Additional treatment support around the time of birth is recommended, as the postnatal period is often a time of increased stress, with associated risk of return to substance use.[14] Guidance on breastfeeding for those who continue to use amfetamine-type substances is mixed. The World Health Organization advises that mothers with substance use disorders should be encouraged to breastfeed unless the risks clearly outweigh the benefits; they note that clinicians should advise and support breastfeeding women with amfetamine/methamphetamine use disorder to cease drug use, but note that continuing use is not necessarily a contraindication to breastfeeding.[106]​ In contrast, US guidelines recommend that patients should not breastfeed if they are actively using stimulants.[14]

Adolescents

When treating adolescents with amfetamine/methamphetamine use disorder, the same general principles apply as in adults.[14]
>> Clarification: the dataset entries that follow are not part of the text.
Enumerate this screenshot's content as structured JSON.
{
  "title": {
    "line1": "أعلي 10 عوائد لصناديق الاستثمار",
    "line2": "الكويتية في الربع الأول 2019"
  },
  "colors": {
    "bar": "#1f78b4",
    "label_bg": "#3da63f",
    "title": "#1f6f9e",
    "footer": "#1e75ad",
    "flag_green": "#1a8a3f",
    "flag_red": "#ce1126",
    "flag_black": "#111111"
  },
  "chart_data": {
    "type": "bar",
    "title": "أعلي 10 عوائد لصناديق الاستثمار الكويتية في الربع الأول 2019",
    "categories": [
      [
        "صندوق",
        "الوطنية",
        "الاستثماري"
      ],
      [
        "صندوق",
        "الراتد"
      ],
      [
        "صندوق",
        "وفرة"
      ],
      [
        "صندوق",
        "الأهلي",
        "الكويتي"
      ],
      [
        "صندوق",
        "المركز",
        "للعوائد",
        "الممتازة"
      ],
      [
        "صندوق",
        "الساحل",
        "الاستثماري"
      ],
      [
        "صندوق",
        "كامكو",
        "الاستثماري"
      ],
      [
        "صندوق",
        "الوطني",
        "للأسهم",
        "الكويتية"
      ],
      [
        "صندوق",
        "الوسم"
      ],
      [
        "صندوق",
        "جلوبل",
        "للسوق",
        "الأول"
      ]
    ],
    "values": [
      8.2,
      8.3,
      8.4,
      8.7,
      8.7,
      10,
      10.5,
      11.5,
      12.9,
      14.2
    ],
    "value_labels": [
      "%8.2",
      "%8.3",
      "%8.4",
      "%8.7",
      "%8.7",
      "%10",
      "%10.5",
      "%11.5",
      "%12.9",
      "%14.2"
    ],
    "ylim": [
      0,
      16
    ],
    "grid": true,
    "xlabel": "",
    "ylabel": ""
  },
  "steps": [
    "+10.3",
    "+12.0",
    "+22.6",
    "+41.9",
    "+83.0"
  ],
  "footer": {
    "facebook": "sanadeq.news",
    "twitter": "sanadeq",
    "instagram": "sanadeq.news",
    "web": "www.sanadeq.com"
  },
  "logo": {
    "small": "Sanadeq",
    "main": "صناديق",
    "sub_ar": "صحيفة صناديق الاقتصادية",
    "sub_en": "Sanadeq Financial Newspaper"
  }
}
Consider also the following:[14]

  • Modification of behavioural treatments to maximise developmental appropriateness, or use of adolescent-specific models, for example, adolescent community reinforcement approach

  • Ensuring that group behavioural sessions take place with similarly aged participants (i.e., other adolescents)

  • Involving family members/other trusted adults in treatment where appropriate

  • Being familiar with state/national laws on adolescents’ ability to consent to treatment, which vary considerably between locations

Referral to an addiction specialist

For some patients, psychosocial interventions alone are insufficient, and for these patients an addiction specialist may consider offering adjunctive pharmacotherapy, if maximising psychosocial management strategies has proved ineffective. Most trials of medications for stimulant use disorder have looked at patients using cocaine. No medications have been shown in randomised controlled trials (RCTs) to be consistently effective for any type of stimulant use disorder. A number of agents have been tested in the treatment of methamphetamine use disorder, but, although some are promising, most of the studies were of small sample size and lacked the power to draw firm conclusions about their efficacy.[108][109][110][111]

Maintenance therapy

  • Maintenance treatment approaches have been studied in methamphetamine-dependent patients. In RCTs, modafinil, dextroamphetamine, and methylphenidate have been found to reduce the craving for and use of methamphetamine in dependent patients.[112][113][114]​ However, one study failed to demonstrate superiority over placebo for methylphenidate.[115]​ In a comparative trial with methylphenidate, risperidone also appeared to have efficacy in methamphetamine-dependent patients.[116]

  • One small study has shown naltrexone to blunt cue-induced cravings for methamphetamine.[117] Oral naltrexone has been shown to be effective in reducing cravings for smoked cocaine (and tobacco) but not for oral amfetamines in people who use cocaine.[118]

  • One review of pharmacotherapies for stimulant use disorder found that combination therapies, many of which included naltrexone, gave better results compared with placebo.[119]

  • There is evidence from one RCT to suggest that in people who use methamphetamine, the combination of injectable naltrexone plus oral bupropion was associated with a small but statistically significant increased likelihood of abstinence, compared with placebo.[120]

US treatment guidelines offer a limited degree of support for the use of the following drugs (prescribed by a specialist in addiction medicine/psychiatry) in selected patients with amfetamine-type stimulant use disorder: bupropion monotherapy; bupropion and naltrexone combination therapy; mirtazapine monotherapy; and topiramate monotherapy.[14]